A new analysis by Football Outsiders compared the NFL’s head coaches based on their aggressiveness on fourth down. The idea behind that “Aggressiveness Index” is measuring which coaches are more willing to go for it under a select set of game-specific circumstances).
In order to find Belichick, one has to scroll down all the way to the 31st spot. Finishing with a score of 0.49, and therefore below the 1.0 benchmark set as average, New England’s head coach decided to go for it on just six of 109 qualifying situations. His rate of 5.5 percent is well below the Patriots’ expectation of 12.2.
Only the New York Jets’ Robert Saleh was more conservative, scoring a 0.49 on a 5.4-percent go-rate versus a 12.3-percent expectation. For comparison, league-leading Nick Sirianni of the NFC champion Philadelphia Eagles finished at 1.57/26.7/17.8.
Football Outsider’s Aaron Schatz wrote the following about Belichick conservatism:
Other very conservative coaches included ... Bill Belichick, whose career has been very strange in this area. As we’ve written about in the past, Belichick was one of the most aggressive coaches in the league year after year back when the league as a whole was much less aggressive. He inexplicably became much less aggressive on fourth downs around 2012, strange timing because it doesn’t fit the two most common explanations for why Belichick became less aggressive. It wasn’t timed to the failed fourth-and-2 against Indianapolis on a big Sunday night game in 2009, and it wasn’t timed to the departure of Tom Brady which of course made it harder for the Patriots to convert in any situation, much less fourth down.

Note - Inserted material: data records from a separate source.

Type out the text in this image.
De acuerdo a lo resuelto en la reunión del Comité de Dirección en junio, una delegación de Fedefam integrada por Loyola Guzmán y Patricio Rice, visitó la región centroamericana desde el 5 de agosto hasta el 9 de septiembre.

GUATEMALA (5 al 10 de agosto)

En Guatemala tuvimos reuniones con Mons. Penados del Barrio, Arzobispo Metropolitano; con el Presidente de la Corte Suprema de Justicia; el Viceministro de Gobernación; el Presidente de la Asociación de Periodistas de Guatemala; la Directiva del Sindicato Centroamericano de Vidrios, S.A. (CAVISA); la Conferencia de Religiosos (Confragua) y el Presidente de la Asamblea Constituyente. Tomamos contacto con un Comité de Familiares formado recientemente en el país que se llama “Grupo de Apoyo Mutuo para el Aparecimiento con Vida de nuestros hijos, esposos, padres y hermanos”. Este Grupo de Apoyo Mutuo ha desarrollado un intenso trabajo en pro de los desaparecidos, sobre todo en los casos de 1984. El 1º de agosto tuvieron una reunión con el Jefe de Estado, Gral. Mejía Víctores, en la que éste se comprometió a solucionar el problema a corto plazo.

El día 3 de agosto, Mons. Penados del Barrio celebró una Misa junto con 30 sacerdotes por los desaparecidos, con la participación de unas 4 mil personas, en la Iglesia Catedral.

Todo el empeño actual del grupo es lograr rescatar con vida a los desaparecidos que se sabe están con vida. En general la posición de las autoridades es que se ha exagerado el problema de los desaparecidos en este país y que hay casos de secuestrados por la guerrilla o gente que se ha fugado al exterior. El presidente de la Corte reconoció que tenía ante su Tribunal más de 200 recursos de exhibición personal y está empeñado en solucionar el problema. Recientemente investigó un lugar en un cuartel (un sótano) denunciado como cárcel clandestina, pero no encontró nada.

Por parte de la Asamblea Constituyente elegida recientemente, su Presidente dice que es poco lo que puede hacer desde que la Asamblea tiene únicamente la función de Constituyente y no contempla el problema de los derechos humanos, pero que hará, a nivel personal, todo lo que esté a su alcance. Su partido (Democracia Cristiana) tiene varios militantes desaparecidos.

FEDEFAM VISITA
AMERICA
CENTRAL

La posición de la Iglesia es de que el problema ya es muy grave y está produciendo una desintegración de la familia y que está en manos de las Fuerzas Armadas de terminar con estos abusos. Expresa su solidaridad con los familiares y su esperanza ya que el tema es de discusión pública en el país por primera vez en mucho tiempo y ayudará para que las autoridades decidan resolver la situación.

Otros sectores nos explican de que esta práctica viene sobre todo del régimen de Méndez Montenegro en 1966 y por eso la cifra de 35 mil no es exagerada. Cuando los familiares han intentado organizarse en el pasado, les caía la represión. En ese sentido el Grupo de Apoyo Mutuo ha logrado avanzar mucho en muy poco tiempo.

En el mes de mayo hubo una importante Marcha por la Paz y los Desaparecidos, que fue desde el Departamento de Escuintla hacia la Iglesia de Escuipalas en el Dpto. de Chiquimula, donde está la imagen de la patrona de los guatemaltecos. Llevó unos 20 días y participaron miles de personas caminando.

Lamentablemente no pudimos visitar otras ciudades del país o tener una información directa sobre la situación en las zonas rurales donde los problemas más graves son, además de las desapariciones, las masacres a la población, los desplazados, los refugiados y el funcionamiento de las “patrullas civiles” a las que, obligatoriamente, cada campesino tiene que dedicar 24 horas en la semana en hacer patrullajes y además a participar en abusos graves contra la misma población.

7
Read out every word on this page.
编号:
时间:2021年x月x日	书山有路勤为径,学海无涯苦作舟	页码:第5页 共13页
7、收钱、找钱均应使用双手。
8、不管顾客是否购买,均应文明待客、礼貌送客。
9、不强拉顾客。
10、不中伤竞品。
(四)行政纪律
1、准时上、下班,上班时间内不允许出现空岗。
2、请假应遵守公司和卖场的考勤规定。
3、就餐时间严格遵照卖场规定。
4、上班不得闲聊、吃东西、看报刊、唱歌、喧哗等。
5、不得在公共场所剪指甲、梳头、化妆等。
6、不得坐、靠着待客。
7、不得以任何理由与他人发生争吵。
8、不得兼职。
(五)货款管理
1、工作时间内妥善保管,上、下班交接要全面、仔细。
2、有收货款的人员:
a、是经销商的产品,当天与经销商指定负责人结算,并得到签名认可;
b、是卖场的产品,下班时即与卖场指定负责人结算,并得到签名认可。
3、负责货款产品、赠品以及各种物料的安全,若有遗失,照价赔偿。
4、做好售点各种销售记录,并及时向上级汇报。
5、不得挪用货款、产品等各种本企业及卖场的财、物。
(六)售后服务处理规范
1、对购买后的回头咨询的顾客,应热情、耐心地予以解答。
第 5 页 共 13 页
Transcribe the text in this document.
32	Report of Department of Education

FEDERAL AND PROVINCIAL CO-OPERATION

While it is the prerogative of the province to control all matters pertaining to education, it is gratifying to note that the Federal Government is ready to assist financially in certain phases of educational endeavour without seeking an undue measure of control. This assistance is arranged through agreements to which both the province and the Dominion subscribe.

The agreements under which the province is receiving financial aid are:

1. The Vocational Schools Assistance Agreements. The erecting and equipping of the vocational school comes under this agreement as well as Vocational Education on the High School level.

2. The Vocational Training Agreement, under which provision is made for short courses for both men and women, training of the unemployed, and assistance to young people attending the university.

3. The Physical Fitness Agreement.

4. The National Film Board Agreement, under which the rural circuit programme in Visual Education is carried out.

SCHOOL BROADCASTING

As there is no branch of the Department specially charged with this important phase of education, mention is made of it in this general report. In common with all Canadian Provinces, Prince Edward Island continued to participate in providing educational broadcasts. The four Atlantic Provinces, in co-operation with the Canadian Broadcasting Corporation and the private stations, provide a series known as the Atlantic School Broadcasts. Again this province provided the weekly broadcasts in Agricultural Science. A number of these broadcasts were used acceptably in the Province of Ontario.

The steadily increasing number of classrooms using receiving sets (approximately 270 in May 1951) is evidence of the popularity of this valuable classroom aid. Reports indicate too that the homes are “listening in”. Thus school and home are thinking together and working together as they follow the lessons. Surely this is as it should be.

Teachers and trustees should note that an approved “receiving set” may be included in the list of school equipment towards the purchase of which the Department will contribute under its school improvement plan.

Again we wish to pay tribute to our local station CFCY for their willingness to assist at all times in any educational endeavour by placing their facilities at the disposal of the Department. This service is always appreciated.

Belichick turning into one of the more conservative coaches in football over the last decade is curious given his aggressive nature over the first half of the Patriots’ dynastic run. As pointed out in the excerpt above, there are no clear indicators why he changed his ways.
The bottom line, however, did not speak against him: New England won three Super Bowls since, making Belichick the NFL’s most successful head coach over that span. Of course, the question is whether or not the team can find similar success in the future with its current conservative approach.
As far as 2022 is concerned, the numbers have to be viewed in light of a New England offense that struggled for much of the regular season. With the unit failing to find any consistency under first-year leadership of Matt Patricia and Joe Judge, Belichick playing it safe on fourth downs — and trusting one of the better defenses in the league by extension — makes sense under these circumstances.
The numbers would support this theory as far as this particular season is concerned. In 2021, after all, Belichick ranked slightly higher compared to his peers (29th) while posting a superior aggressiveness score of 0.76 with a 9.1-percent rate versus a 10.5-percent expectation.
Of course, the nuances when comparing 2022 and 2021 can be explained by last year’s at-times inept offense. The gist remains the same, however: the Belichick-led Patriots were still highly conservative in both seasons, and for most of the last decade even when Tom Brady was still under center.
In that sense, Belichick zags in a league that zigs toward more aggressiveness. The question is whether or not that is a sustainable way of game management in today’s risk-taking NFL.
That all said, conservative does not necessarily equal successful. While Sirianni’s Eagles advanced all the way to the Super Bowl, and the second spot on the list went to the playoff-bound Miami Dolphins, the next four teams on the list all failed to make it to the tournament. The Super Bowl-winning Kansas City Chiefs, on the other hand, ranked 21st.